Assessment Methods

This course utilizes several methods for assessment:

Homework Assignments (40% Total)

  • Individual Assignments: HW1-HW4, 10% each.

Final Team Project (30% Total)

  • Milestone 1: Project Proposal (2%)
  • Milestone 2: Project Progress/Presentation (5%)
  • Milestone 3: Project Final Deliverable (23%)

Technical Interview (20%)

  • Individual, synchronous (20-30 minutes, 1:1 with Professor/TAs)

In-Class Activities (8%)

  • In-person section: Requires attendance (best 8 out of 9)
  • Online section: Asynchronous activities or quizzes (best 8 out of 9)

Course Reflections (2% Total)

  • 2 Individual Reflections, each 1%.

Note: Most assignments and deliverables are due on Fridays at 5 PM (PT) / 8 PM (ET).

Assessment Description

  • Homework Assignments (40%): These assignments consist of multi-part questions based on key concepts and techniques introduced during class. All assignments are to be completed individually and may include programming tasks that reinforce generative AI concepts such as fine-tuning models or implementing foundational AI techniques.

  • Course Reflections (2%): There will be two course reflection surveys and essays, each combo worth 1%.

  • Technical Interview (20%): You will be required to participate in a 20-30 minute, 1:1 synchronous interview with the Professor/TAs. This interview will assess your overall understanding of the course concepts and your final project.

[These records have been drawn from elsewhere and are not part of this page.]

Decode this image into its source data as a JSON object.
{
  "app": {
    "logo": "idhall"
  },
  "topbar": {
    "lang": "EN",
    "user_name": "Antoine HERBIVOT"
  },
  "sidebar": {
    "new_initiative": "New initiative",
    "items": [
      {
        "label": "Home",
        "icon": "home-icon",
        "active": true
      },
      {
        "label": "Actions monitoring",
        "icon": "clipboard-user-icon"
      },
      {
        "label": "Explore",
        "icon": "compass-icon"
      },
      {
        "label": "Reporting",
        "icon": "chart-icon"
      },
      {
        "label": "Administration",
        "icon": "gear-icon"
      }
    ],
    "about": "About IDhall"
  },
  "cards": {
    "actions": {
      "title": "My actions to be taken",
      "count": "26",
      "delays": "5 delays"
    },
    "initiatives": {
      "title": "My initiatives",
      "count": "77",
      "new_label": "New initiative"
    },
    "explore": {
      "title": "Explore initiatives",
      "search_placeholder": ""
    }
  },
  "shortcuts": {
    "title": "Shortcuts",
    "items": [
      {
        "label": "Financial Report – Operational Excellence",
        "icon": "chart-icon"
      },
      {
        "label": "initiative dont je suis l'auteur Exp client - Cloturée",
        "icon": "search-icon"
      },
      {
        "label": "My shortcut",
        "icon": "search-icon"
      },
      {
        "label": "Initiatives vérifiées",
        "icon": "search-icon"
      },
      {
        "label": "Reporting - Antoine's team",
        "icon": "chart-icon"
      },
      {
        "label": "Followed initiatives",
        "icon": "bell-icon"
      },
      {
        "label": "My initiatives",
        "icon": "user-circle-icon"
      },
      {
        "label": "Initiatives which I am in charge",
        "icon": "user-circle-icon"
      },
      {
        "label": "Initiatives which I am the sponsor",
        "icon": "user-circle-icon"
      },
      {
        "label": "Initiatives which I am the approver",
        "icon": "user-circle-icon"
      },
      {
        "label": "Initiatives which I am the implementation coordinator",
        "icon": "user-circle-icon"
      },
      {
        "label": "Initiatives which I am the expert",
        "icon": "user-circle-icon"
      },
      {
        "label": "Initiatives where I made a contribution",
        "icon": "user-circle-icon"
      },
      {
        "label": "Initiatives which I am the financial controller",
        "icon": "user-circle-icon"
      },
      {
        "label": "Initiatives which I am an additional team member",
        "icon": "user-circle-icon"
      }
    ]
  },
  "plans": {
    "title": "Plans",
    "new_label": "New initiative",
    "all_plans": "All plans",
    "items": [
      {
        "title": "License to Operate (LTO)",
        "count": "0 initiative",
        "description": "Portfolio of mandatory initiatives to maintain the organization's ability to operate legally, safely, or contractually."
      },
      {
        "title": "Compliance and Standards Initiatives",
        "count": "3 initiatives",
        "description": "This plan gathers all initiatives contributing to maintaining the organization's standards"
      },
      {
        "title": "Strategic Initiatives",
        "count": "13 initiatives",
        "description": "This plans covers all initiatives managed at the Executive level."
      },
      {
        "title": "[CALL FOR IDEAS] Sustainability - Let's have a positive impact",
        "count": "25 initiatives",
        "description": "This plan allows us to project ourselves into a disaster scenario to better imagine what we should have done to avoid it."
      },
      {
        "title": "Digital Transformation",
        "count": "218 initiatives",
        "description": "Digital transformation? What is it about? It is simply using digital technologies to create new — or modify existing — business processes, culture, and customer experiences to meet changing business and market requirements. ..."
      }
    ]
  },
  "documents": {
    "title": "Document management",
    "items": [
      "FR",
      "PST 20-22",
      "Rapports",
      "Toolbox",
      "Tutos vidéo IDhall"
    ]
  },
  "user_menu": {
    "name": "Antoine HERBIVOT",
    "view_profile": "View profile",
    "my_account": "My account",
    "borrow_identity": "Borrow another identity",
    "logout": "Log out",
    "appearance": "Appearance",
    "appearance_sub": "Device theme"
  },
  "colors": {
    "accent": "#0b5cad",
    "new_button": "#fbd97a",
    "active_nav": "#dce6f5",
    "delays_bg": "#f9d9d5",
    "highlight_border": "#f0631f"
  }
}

  • In-Class Activities (8%): Most lectures will feature interactive activities and/or polls that support the material being presented. You must be present in class to complete the activity or take the poll. Only your top 8 out of 9 scores count.

  • Final Team Project (30%):

  • Milestone 1 (2%): Project Proposal – Submit a detailed plan outlining the project objectives, methodology, and expected outcomes.
  • Milestone 2 (5%): Project Presentation – Present your project progress and findings.
  • Milestone 3 (23%): Project Final Deliverable – Submit a comprehensive report detailing your project results, methodology, and conclusions.

Late/Makeup Policy

All tasks and assignments have specific due dates and times. Your work is late if it is not turned in by the deadline.

Built-in Flexibility: The course already includes substantial flexibility: - Weekly activities: Only your top 8 out of 9 scores count - Homework assignments: Given ~2 weeks to complete, providing ample time for planning

Late Penalties: - In-class activities and final project: Not accepted late (no exceptions) - Homework assignments: Will be accepted up to 48 hours late with 5% penalty every 6 hours (rounded up). For example, an assignment due for 90 points, submitted 7 hours late, would receive 81 points (90 × 0.90). Submissions beyond 48 hours receive zero.

No Make-ups or Extensions: Extensions create cascading delays, disadvantage students who submit on time, and complicate solution releases and grading. Given the built-in flexibility above, make-up assignments and extensions will not be granted. The dropped activities and extended homework deadlines are designed to accommodate typical challenges (short-term illness, job interviews, other coursework, travel, technical difficulties, overlapping deadlines, family visits).

Extraordinary Circumstances Only: True emergencies (hospitalization, family crisis) will be handled individually and require documentation. You must notify the instructor as soon as reasonably possible—it is your responsibility to ensure your situation is communicated and acknowledged.

What Doesn’t Qualify: Poor time management, overlapping deadlines, job interviews, travel, or minor illness are already accommodated by the course’s flexible grading structure. Do not request extensions for these situations.